To file a complaint with the MDPH Bureau of Health Professions Licensure (BHPL):
- Nursing complaint instructions: https://www.mass.gov/how-to/file-a-complaint-about-a-nurse
- Nursing complaint form: https://www.mass.gov/doc/nursing-complaint-form-1/download
- Pharmacy complaint instructions: https://www.mass.gov/how-to/file-a-complaint-with-the-bureau-of-health-professions-licensure
- Pharmacy complaint form: https://www.mass.gov/doc/pharmacy-complaint-form/download
To file a complaint with the MDPH Bureau of Health Care Safety and Quality (BHCSQ):
- Hospital complaints: https://www.mass.gov/how-to/file-a-complaint-regarding-a-hospital
- Long Term Care Facility and other MDPH licensed health care facility complaints (including clinics): https://www.mass.gov/how-to/file-a-complaint-regarding-a-nursing-home-or-other-health-care-facility
To file a complaint against a licensee from the Division of Occupational Licensure (DOL):
You have the right to file a complaint if you think a licensee or unlicensed individual has violated the standards of professional conduct: https://www.mass.gov/how-to/file-a-complaint-against-a-division-of-occupational-licensure-licensee
To file a complaint with the Board of Registration in Medicine’s (BORIM) Consumer Protection Division:
All complaints and reports to BORIM: https://www.mass.gov/submit-a-complaint
Patient or patient representative complaints against physicians: https://www.mass.gov/service-details/submit-a-complaint-against-a-physician
Frequently Asked Questions
1. What is an emergency medical condition?

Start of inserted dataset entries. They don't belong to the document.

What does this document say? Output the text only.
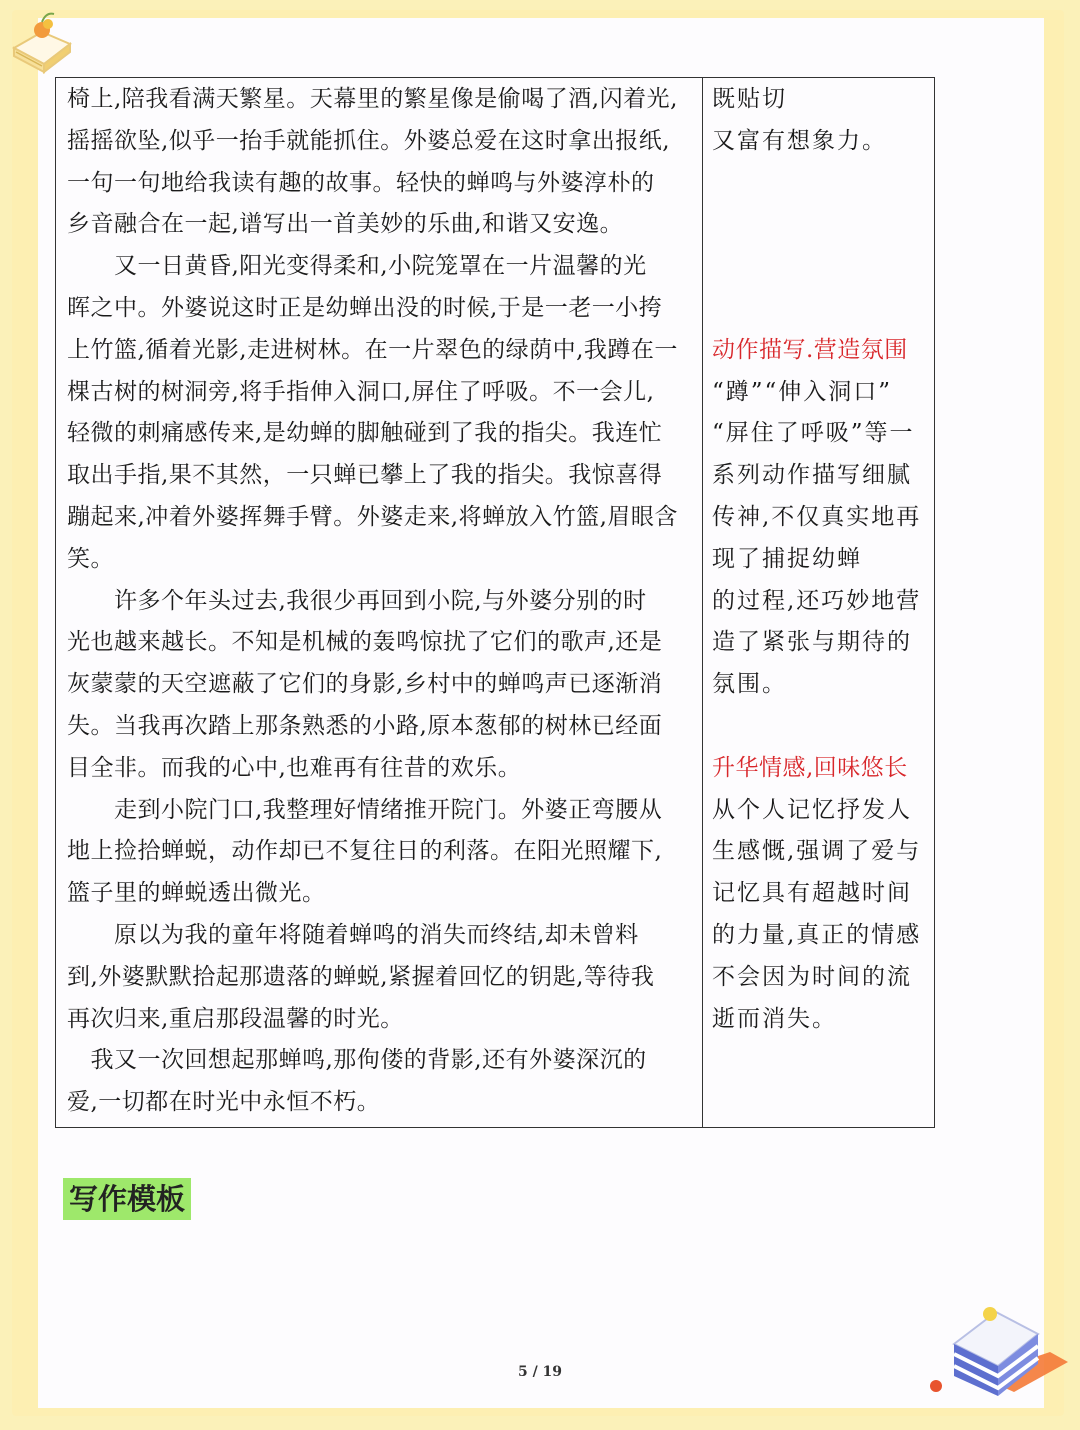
椅上,陪我看满天繁星。天幕里的繁星像是偷喝了酒,闪着光,
摇摇欲坠,似乎一抬手就能抓住。外婆总爱在这时拿出报纸,
一句一句地给我读有趣的故事。轻快的蝉鸣与外婆淳朴的
乡音融合在一起,谱写出一首美妙的乐曲,和谐又安逸。
　　又一日黄昏,阳光变得柔和,小院笼罩在一片温馨的光
晖之中。外婆说这时正是幼蝉出没的时候,于是一老一小挎
上竹篮,循着光影,走进树林。在一片翠色的绿荫中,我蹲在一
棵古树的树洞旁,将手指伸入洞口,屏住了呼吸。不一会儿,
轻微的刺痛感传来,是幼蝉的脚触碰到了我的指尖。我连忙
取出手指,果不其然，一只蝉已攀上了我的指尖。我惊喜得
蹦起来,冲着外婆挥舞手臂。外婆走来,将蝉放入竹篮,眉眼含
笑。
　　许多个年头过去,我很少再回到小院,与外婆分别的时
光也越来越长。不知是机械的轰鸣惊扰了它们的歌声,还是
灰蒙蒙的天空遮蔽了它们的身影,乡村中的蝉鸣声已逐渐消
失。当我再次踏上那条熟悉的小路,原本葱郁的树林已经面
目全非。而我的心中,也难再有往昔的欢乐。
　　走到小院门口,我整理好情绪推开院门。外婆正弯腰从
地上捡拾蝉蜕，动作却已不复往日的利落。在阳光照耀下,
篮子里的蝉蜕透出微光。
　　原以为我的童年将随着蝉鸣的消失而终结,却未曾料
到,外婆默默拾起那遗落的蝉蜕,紧握着回忆的钥匙,等待我
再次归来,重启那段温馨的时光。
　我又一次回想起那蝉鸣,那佝偻的背影,还有外婆深沉的
爱,一切都在时光中永恒不朽。
既贴切
又富有想象力。
动作描写.营造氛围
“蹲”“伸入洞口”
“屏住了呼吸”等一
系列动作描写细腻
传神,不仅真实地再
现了捕捉幼蝉
的过程,还巧妙地营
造了紧张与期待的
氛围。
升华情感,回味悠长
从个人记忆抒发人
生感慨,强调了爱与
记忆具有超越时间
的力量,真正的情感
不会因为时间的流
逝而消失。
写作模板
5 / 19
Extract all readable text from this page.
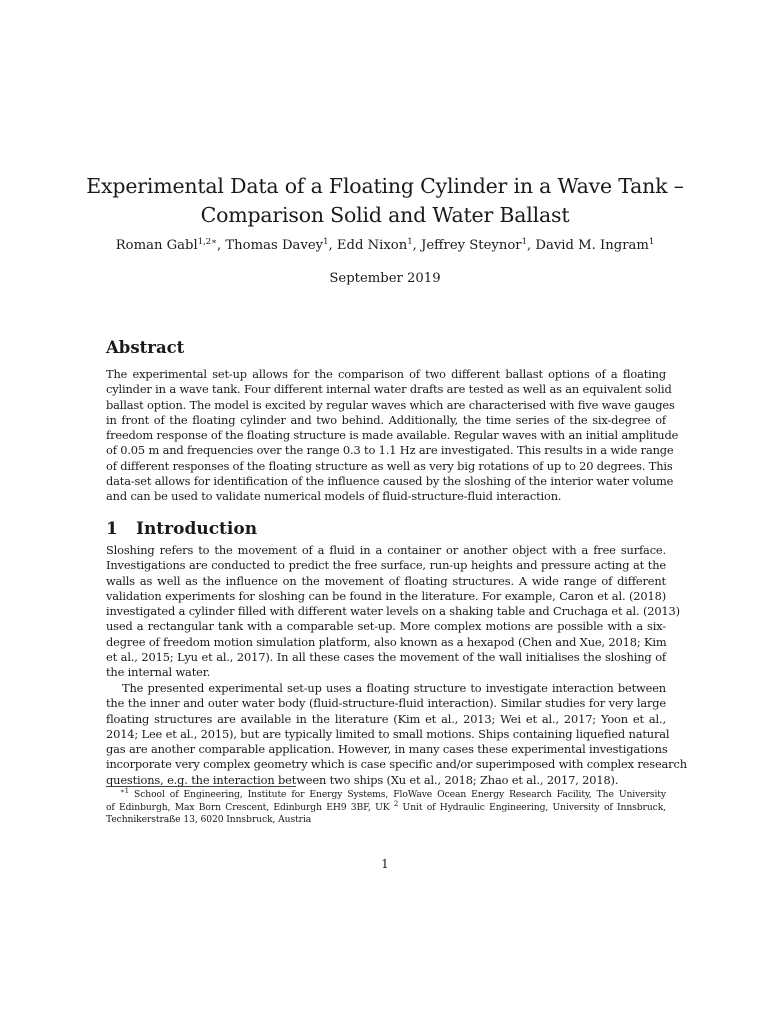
Experimental Data of a Floating Cylinder in a Wave Tank –
Comparison Solid and Water Ballast
Roman Gabl$^{1,2∗}$, Thomas Davey$^1$, Edd Nixon$^1$, Jeffrey Steynor$^1$, David M. Ingram$^1$
September 2019
Abstract
The experimental set-up allows for the comparison of two different ballast options of a floating
cylinder in a wave tank. Four different internal water drafts are tested as well as an equivalent solid
ballast option. The model is excited by regular waves which are characterised with five wave gauges
in front of the floating cylinder and two behind. Additionally, the time series of the six-degree of
freedom response of the floating structure is made available. Regular waves with an initial amplitude
of 0.05 m and frequencies over the range 0.3 to 1.1 Hz are investigated. This results in a wide range
of different responses of the floating structure as well as very big rotations of up to 20 degrees. This
data-set allows for identification of the influence caused by the sloshing of the interior water volume
and can be used to validate numerical models of fluid-structure-fluid interaction.
1 Introduction
Sloshing refers to the movement of a fluid in a container or another object with a free surface.
Investigations are conducted to predict the free surface, run-up heights and pressure acting at the
walls as well as the influence on the movement of floating structures. A wide range of different
validation experiments for sloshing can be found in the literature. For example, Caron et al. (2018)
investigated a cylinder filled with different water levels on a shaking table and Cruchaga et al. (2013)
used a rectangular tank with a comparable set-up. More complex motions are possible with a six-
degree of freedom motion simulation platform, also known as a hexapod (Chen and Xue, 2018; Kim
et al., 2015; Lyu et al., 2017). In all these cases the movement of the wall initialises the sloshing of
the internal water.
The presented experimental set-up uses a floating structure to investigate interaction between
the the inner and outer water body (fluid-structure-fluid interaction). Similar studies for very large
floating structures are available in the literature (Kim et al., 2013; Wei et al., 2017; Yoon et al.,
2014; Lee et al., 2015), but are typically limited to small motions. Ships containing liquefied natural
gas are another comparable application. However, in many cases these experimental investigations
incorporate very complex geometry which is case specific and/or superimposed with complex research
questions, e.g. the interaction between two ships (Xu et al., 2018; Zhao et al., 2017, 2018).
$^{∗1}$ School of Engineering, Institute for Energy Systems, FloWave Ocean Energy Research Facility, The University
of Edinburgh, Max Born Crescent, Edinburgh EH9 3BF, UK $^2$ Unit of Hydraulic Engineering, University of Innsbruck,
Technikerstraße 13, 6020 Innsbruck, Austria
1
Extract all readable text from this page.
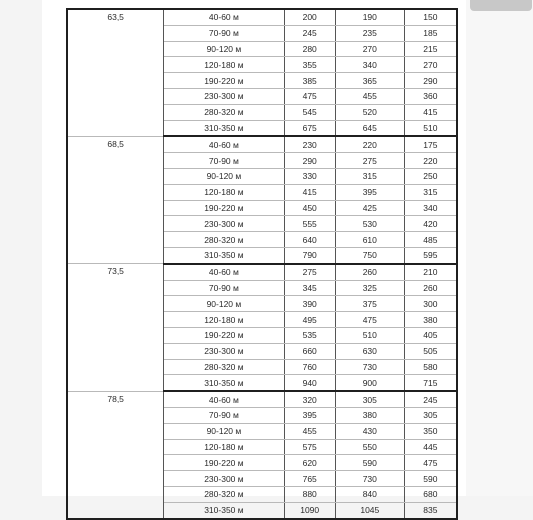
63,5	40-60 м	200	190	150
	70-90 м	245	235	185
	90-120 м	280	270	215
	120-180 м	355	340	270
	190-220 м	385	365	290
	230-300 м	475	455	360
	280-320 м	545	520	415
	310-350 м	675	645	510
68,5	40-60 м	230	220	175
	70-90 м	290	275	220
	90-120 м	330	315	250
	120-180 м	415	395	315
	190-220 м	450	425	340
	230-300 м	555	530	420
	280-320 м	640	610	485
	310-350 м	790	750	595
73,5	40-60 м	275	260	210
	70-90 м	345	325	260
	90-120 м	390	375	300
	120-180 м	495	475	380
	190-220 м	535	510	405
	230-300 м	660	630	505
	280-320 м	760	730	580
	310-350 м	940	900	715
78,5	40-60 м	320	305	245
	70-90 м	395	380	305
	90-120 м	455	430	350
	120-180 м	575	550	445
	190-220 м	620	590	475
	230-300 м	765	730	590
	280-320 м	880	840	680
	310-350 м	1090	1045	835
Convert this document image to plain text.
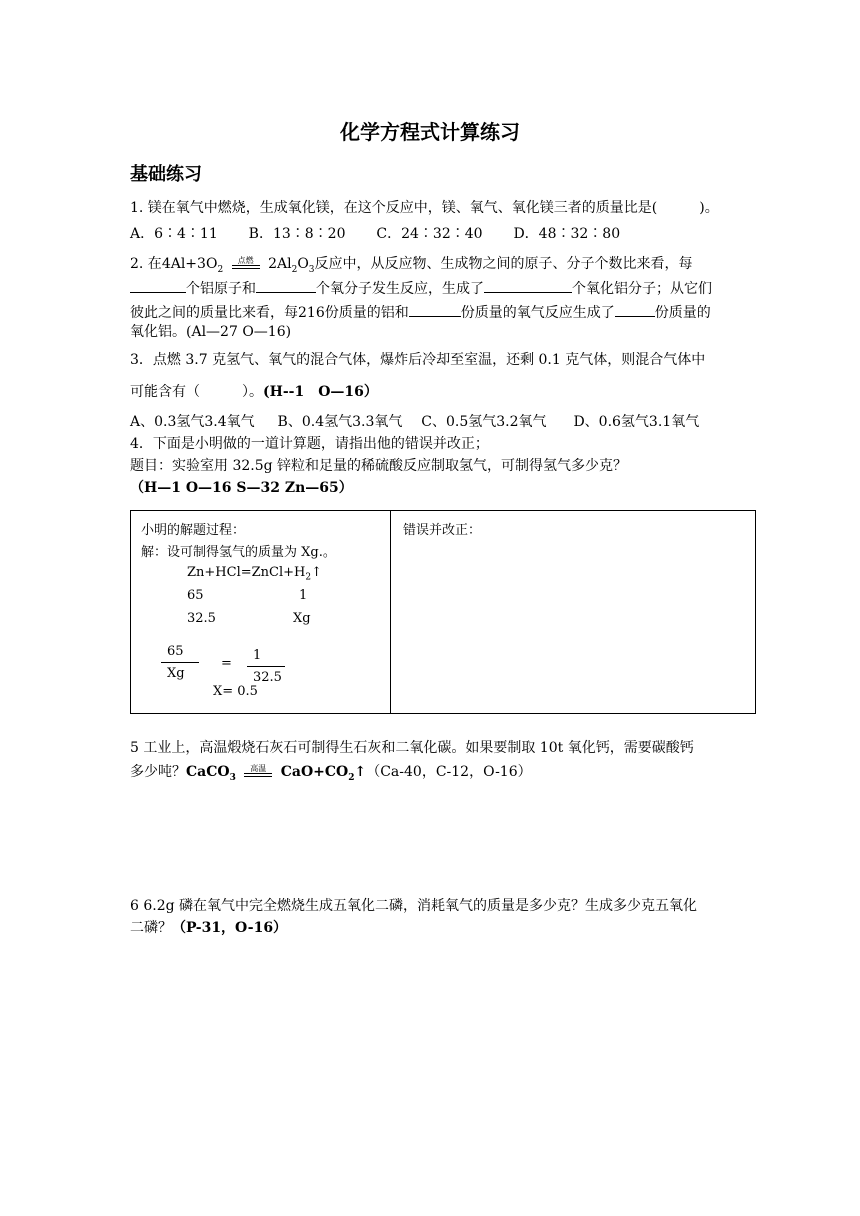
化学方程式计算练习
基础练习
1. 镁在氧气中燃烧，生成氧化镁，在这个反应中，镁、氧气、氧化镁三者的质量比是(　　　)。
A．6∶4∶11 B．13∶8∶20 C．24∶32∶40 D．48∶32∶80
2. 在$4Al+3O_2$
点燃	$2Al_2O_3$反应中，从反应物、生成物之间的原子、分子个数比来看，每
个铝原子和	个氧分子发生反应，生成了	个氧化铝分子；从它们
彼此之间的质量比来看，每216份质量的铝和	份质量的氧气反应生成了	份质量的
氧化铝。(Al—27 O—16)
3．点燃 3.7 克氢气、氧气的混合气体，爆炸后冷却至室温，还剩 0.1 克气体，则混合气体中
可能含有（　　　）。(H--1　O—16）
A、0.3氢气3.4氧气 B、0.4氢气3.3氧气 C、0.5氢气3.2氧气 D、0.6氢气3.1氧气
4．下面是小明做的一道计算题，请指出他的错误并改正；
题目：实验室用 32.5g 锌粒和足量的稀硫酸反应制取氢气，可制得氢气多少克？
（H—1 O—16 S—32 Zn—65）
小明的解题过程：
解：设可制得氢气的质量为 Xg.。
$Zn+HCl=ZnCl+H_2↑$
65	1
32.5	Xg
65
Xg
=
1
32.5
X= 0.5
错误并改正：
5 工业上，高温煅烧石灰石可制得生石灰和二氧化碳。如果要制取 10t 氧化钙，需要碳酸钙
多少吨？CaCO$_3$
高温	$CaO+CO_2↑(Ca-40$，C-12，O-16）
6 6.2g 磷在氧气中完全燃烧生成五氧化二磷，消耗氧气的质量是多少克？生成多少克五氧化
二磷？（P-31，O-16）
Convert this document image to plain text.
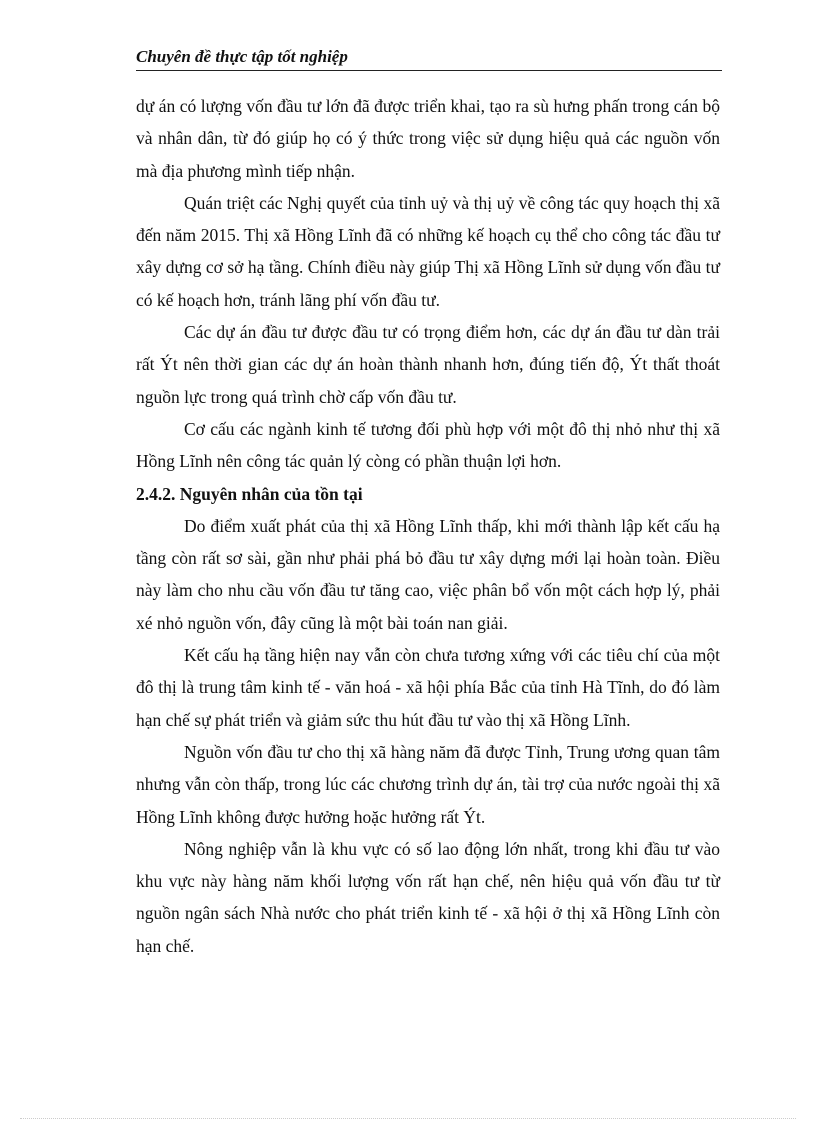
Chuyên đề thực tập tốt nghiệp

dự án có lượng vốn đầu tư lớn đã được triển khai, tạo ra sù hưng phấn trong cán bộ và nhân dân, từ đó giúp họ có ý thức trong việc sử dụng hiệu quả các nguồn vốn mà địa phương mình tiếp nhận.

Quán triệt các Nghị quyết của tỉnh uỷ và thị uỷ về công tác quy hoạch thị xã đến năm 2015. Thị xã Hồng Lĩnh đã có những kế hoạch cụ thể cho công tác đầu tư xây dựng cơ sở hạ tầng. Chính điều này giúp Thị xã Hồng Lĩnh sử dụng vốn đầu tư có kế hoạch hơn, tránh lãng phí vốn đầu tư.

Các dự án đầu tư được đầu tư có trọng điểm hơn, các dự án đầu tư dàn trải rất Ýt nên thời gian các dự án hoàn thành nhanh hơn, đúng tiến độ, Ýt thất thoát nguồn lực trong quá trình chờ cấp vốn đầu tư.

Cơ cấu các ngành kinh tế tương đối phù hợp với một đô thị nhỏ như thị xã Hồng Lĩnh nên công tác quản lý còng có phần thuận lợi hơn.

2.4.2. Nguyên nhân của tồn tại

Do điểm xuất phát của thị xã Hồng Lĩnh thấp, khi mới thành lập kết cấu hạ tầng còn rất sơ sài, gần như phải phá bỏ đầu tư xây dựng mới lại hoàn toàn. Điều này làm cho nhu cầu vốn đầu tư tăng cao, việc phân bổ vốn một cách hợp lý, phải xé nhỏ nguồn vốn, đây cũng là một bài toán nan giải.

Kết cấu hạ tầng hiện nay vẫn còn chưa tương xứng với các tiêu chí của một đô thị là trung tâm kinh tế - văn hoá - xã hội phía Bắc của tỉnh Hà Tĩnh, do đó làm hạn chế sự phát triển và giảm sức thu hút đầu tư vào thị xã Hồng Lĩnh.

Nguồn vốn đầu tư cho thị xã hàng năm đã được Tỉnh, Trung ương quan tâm nhưng vẫn còn thấp, trong lúc các chương trình dự án, tài trợ của nước ngoài thị xã Hồng Lĩnh không được hưởng hoặc hưởng rất Ýt.

Nông nghiệp vẫn là khu vực có số lao động lớn nhất, trong khi đầu tư vào khu vực này hàng năm khối lượng vốn rất hạn chế, nên hiệu quả vốn đầu tư từ nguồn ngân sách Nhà nước cho phát triển kinh tế - xã hội ở thị xã Hồng Lĩnh còn hạn chế.
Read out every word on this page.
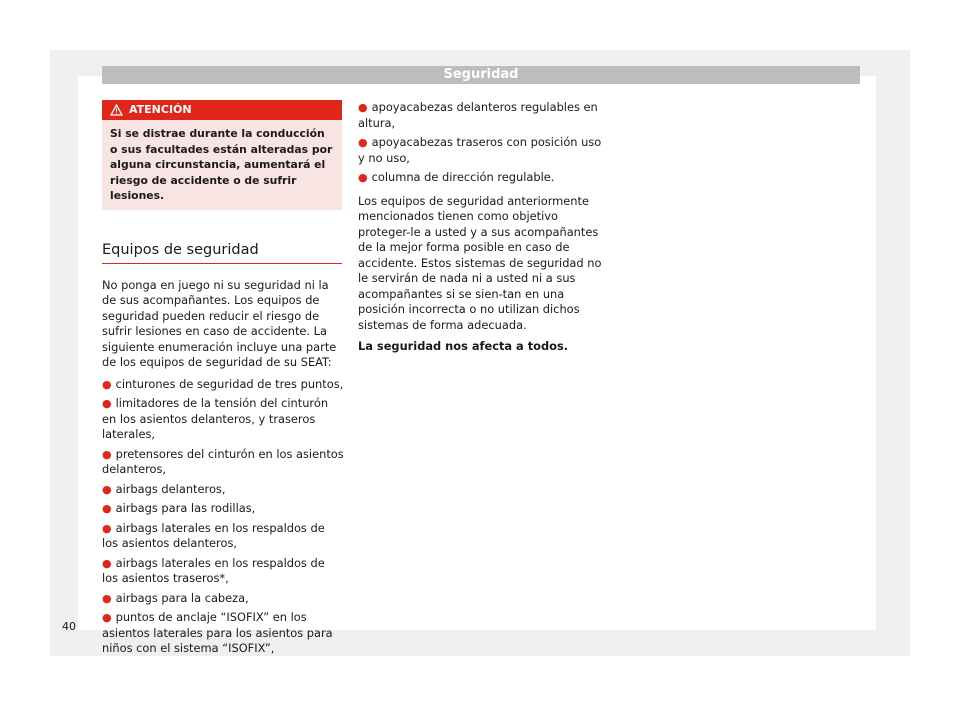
Seguridad
ATENCIÓN
Si se distrae durante la conducción o sus facultades están alteradas por alguna circunstancia, aumentará el riesgo de accidente o de sufrir lesiones.
Equipos de seguridad

No ponga en juego ni su seguridad ni la de sus acompañantes. Los equipos de seguridad pueden reducir el riesgo de sufrir lesiones en caso de accidente. La siguiente enumeración incluye una parte de los equipos de seguridad de su SEAT:

● cinturones de seguridad de tres puntos,
● limitadores de la tensión del cinturón en los asientos delanteros, y traseros laterales,
● pretensores del cinturón en los asientos delanteros,
● airbags delanteros,
● airbags para las rodillas,
● airbags laterales en los respaldos de los asientos delanteros,
● airbags laterales en los respaldos de los asientos traseros*,
● airbags para la cabeza,
● puntos de anclaje “ISOFIX” en los asientos laterales para los asientos para niños con el sistema “ISOFIX”,
● apoyacabezas delanteros regulables en altura,
● apoyacabezas traseros con posición uso y no uso,
● columna de dirección regulable.

Los equipos de seguridad anteriormente mencionados tienen como objetivo proteger-le a usted y a sus acompañantes de la mejor forma posible en caso de accidente. Estos sistemas de seguridad no le servirán de nada ni a usted ni a sus acompañantes si se sien-tan en una posición incorrecta o no utilizan dichos sistemas de forma adecuada.

La seguridad nos afecta a todos.
40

A medical condition (physical, behavioral, related to substance use disorder, or mental) with severe symptoms (for example, severe pain), that an average person would reasonably believe could result in serious harm or danger, if medical attention is not quickly received.
2. If I need a series of hospital stays, medical procedures or health care services as part of my treatment, does the health care provider need to continue to inform me that they do not take my health insurance plan after the first one?
You may decide not to receive such notice for any future hospital stays, medical procedures, or health care services. It is your choice whether to do so.
However, even after you decide not to receive the notice, a health care provider must inform you of any changes in the health insurance plans they take during your course of treatment.
3. What is the “allowed amount”?
The maximum amount paid by a health insurance plan to a health care provider for a service.
4. What is a ”facility fee”?
A facility fee is sometimes charged when a procedure is done at a hospital or clinic, instead of a doctor’s office. Facility fees may not be covered by your health insurance plan or may only be partially covered.
5. What if the provider is unable to predict what specific treatment I may need?
If a health care provider is unable to quote a specific cost in advance because they cannot predict the specific treatment you will need, they must tell you the estimated maximum allowed amount for the hospital stay, medical procedure or health care service. They must also tell you about any facility fees that will be charged.
6. What happens if a health care provider does not comply with these requirements?
Beginning January I, 2022, the Commissioner of the Massachusetts Department of Public Health is allowed to fine health care providers who fail to follow these requirements. The fine can be as high as $2500.00 for each case of non-compliance. Healthcare providers will be held liable for payment of these penalties.
7. What happens if a health care provider does not participate in my health insurance plan (is “out-of-network’) and does NOT provide verbal and written notice to me within the required time frames for a hospital stay, medical procedure, or health care service?
That health care provider can only bill you for the amount that you would have been required to pay as a co payment, coinsurance, or deductible if that health care provider had been covered by your health insurance plan.